Les problèmes spécifiques de gens du métier qui parlent la même langue et qui
ont les mêmes préoccupations. On peut donc dire que le DDD milite pour des
modèles spécifiques par usages, calqués sur des groupes de personnes.
Tout ceci est bien entendu très spécifique à une
organisation et aux processus métiers mis en place dans celle-ci. Dans la même
société, on pourra trouver par exemple un ou plusieurs Contextes lié au
« marketing », un autre a la « comptabilité », un autre
propre au « service de livraison », etc. Lorsqu’on fait du DDD, on
essaie en général d’identifier et de caractériser ces différents contextes pour
savoir dans lequel on se trouve, si celui-ci apporte vraiment de la valeur
métier ou concerne seulement des fonctions support. On essaie également
d’identifier les autres Contextes avec lesquels on va devoir collaborer. Le
tout étant en général illustré dans un diagramme qui représente les Bounded
Contexts comme des patates et que l’on nomme Context Map (voir l’exemple
ci-dessous).
Tout le volet stratégique du DDD décrit ces rapports
entre contextes (humains et techniques) et nous fournit des patterns pour gérer
telle ou telle situation. Pour connecter et faire communiquer tel ou tel
contexte étant donné les rapports de force en présence.

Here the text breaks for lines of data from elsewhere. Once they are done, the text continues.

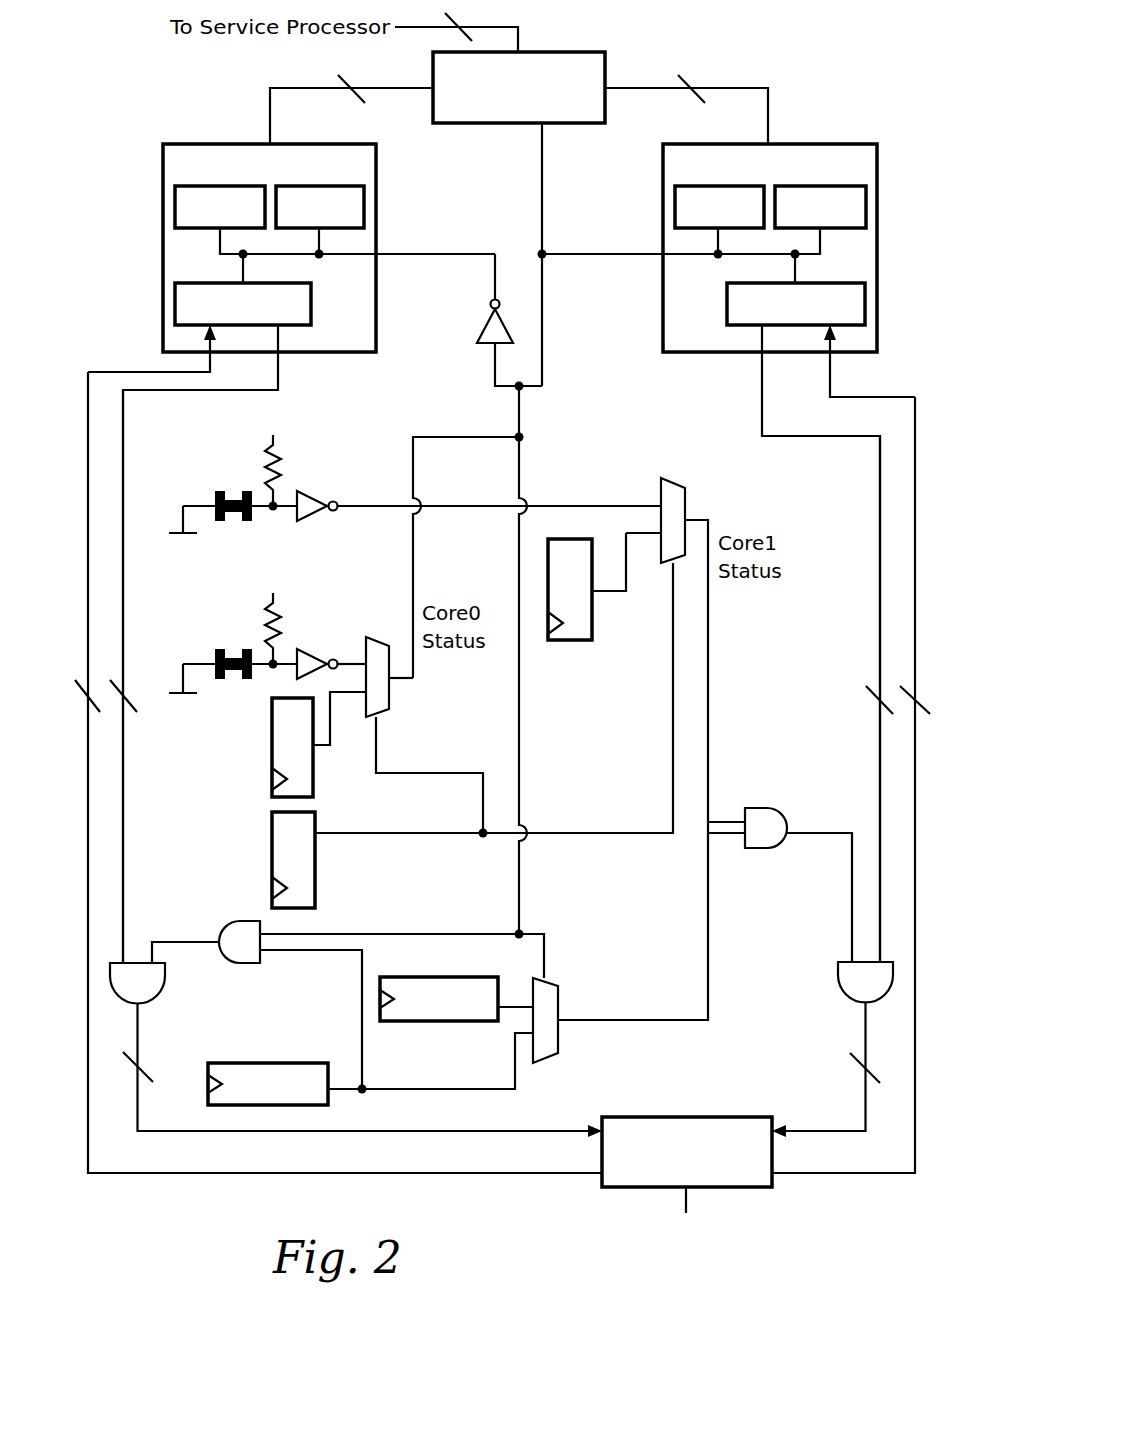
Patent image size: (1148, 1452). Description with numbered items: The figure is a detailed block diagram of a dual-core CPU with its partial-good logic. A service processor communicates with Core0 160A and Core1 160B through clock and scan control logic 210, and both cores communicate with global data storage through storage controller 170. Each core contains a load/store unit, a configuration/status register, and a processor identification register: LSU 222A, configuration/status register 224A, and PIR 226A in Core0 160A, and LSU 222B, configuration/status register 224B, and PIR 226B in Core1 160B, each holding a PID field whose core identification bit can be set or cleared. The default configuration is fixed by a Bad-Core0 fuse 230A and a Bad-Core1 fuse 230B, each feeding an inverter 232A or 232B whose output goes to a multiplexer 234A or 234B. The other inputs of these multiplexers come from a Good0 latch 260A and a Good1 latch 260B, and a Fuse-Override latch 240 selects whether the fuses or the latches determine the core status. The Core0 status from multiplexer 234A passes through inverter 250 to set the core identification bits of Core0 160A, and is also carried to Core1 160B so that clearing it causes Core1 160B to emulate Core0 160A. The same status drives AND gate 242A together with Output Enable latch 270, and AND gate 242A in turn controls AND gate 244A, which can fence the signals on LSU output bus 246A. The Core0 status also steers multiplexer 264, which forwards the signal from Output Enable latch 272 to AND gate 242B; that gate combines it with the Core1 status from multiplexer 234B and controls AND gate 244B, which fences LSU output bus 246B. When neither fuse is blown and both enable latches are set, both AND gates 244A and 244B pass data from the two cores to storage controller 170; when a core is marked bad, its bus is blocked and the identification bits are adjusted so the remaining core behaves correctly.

The Core0 160A is at (198, 112).
The Core1 160B is at (830, 144).
The clock and scan control logic 210 is at (560, 52).
The configuration/status register 224A is at (175, 206).
The configuration/status register 224B is at (866, 206).
The processor identification register (PIR) 226A is at (364, 206).
The processor identification register (PIR) 226B is at (675, 206).
The load/store unit (LSU) 222A is at (175, 302).
The load/store unit (LSU) 222B is at (865, 302).
The inverter 250 is at (480, 326).
The Bad-Core0 fuse 230A is at (210, 640).
The Bad-Core1 fuse 230B is at (210, 482).
The inverter 232A is at (314, 646).
The inverter 232B is at (314, 488).
The multiplexer 234A is at (390, 696).
The multiplexer 234B is at (685, 508).
The Good0 latch 260A is at (272, 746).
The Good1 latch 260B is at (582, 640).
The LSU output bus 246A is at (123, 819).
The LSU output bus 246B is at (880, 641).
The Fuse-Override latch 240 is at (272, 860).
The AND gate 242A is at (245, 921).
The AND gate 242B is at (776, 808).
The AND gate 244A is at (165, 984).
The AND gate 244B is at (856, 1001).
The multiplexer 264 is at (558, 1010).
The Output Enable latch 270 is at (290, 1063).
The Output Enable latch 272 is at (478, 1021).
The storage controller 170 is at (740, 1117).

Voici un exemple naïf de Context Map appliqué à un groupe
hôtelier qui distribue ici ses chambres d’hôtels à travers sa propre plateforme
de distribution (web et apps).
Exemple de Context
Map (domaine de l’hôtellerie)
L’orienté Services FTW
Comme on lit beaucoup de choses sur le sujet, je voudrais
donner quelques ordres d’idées de relations entre ce concept de Bounded Context
et des artefacts logiciels plus tangibles et que vous connaissez surement
mieux, histoire de rendre mes implicites un peu plus explicites. Je vais assez
naturellement m’inscrire dans une architecture orientée service qui est un
style d’architecture que j’affectionne particulièrement et qui est
incroyablement utile quand on s’y prend bien (retirer tout ce savon de votre
tête pour les lignes qui suivent ;-)
Lorsqu’on fait du DDD, la taille d’un service (au sens
SOA moderne) importe peu, c’est son alignement avec le métier (et donc au sein
d’un Bounded Context) qui compte. En conséquence, on trouvera souvent un ou
plusieurs services (web APIs en général) au sein d’un même Bounded Context. Le pattern d’Alistair
étant très pratique pour implémenter un service qui fait vraiment du métier, je
l’utilise souvent pour implémenter ceux-ci. On va donc avoir en général 1
hexagone par processus (que l’on pourra scaler horizontalement). Dans certains
cas on pourra mettre plusieurs hexagones au sein du même processus en les
reliant entre-eux par des adaptateurs In-Proc qui ne passeront pas par le réseau
pour communiquer entre-eux. C’est quelque chose qui est très pratique pour de
nombreuses raisons et que l’on appelle dans le jargon DDD des Modulars
Monolith.
1 BC peut avoir n services/hexagones.
On peut aussi mettre 1 ou n hexagones dans un même process (Modular
Monolith)
Un ADN commun
Faire des modèles autonomes, les séparer et éviter qu’un
modèle spécifique à un contexte ne vienne parasiter un autre modèle d’un autre
contexte, cela ne vous rappelle pas quelque chose ? C’est pour cela que
le pattern d’Alistair convient si bien aux pratiquantes et aux pratiquants du
DDD. Les ports et les adaptateurs nous permettent effectivement d’éviter que le
DTO d’une APi extérieure (souvent en provenance d’un autre contexte donc) ne
vienne parasiter et pénétrer dans notre hexagone qui ne doit gérer que des
problèmes du contexte auquel il appartient.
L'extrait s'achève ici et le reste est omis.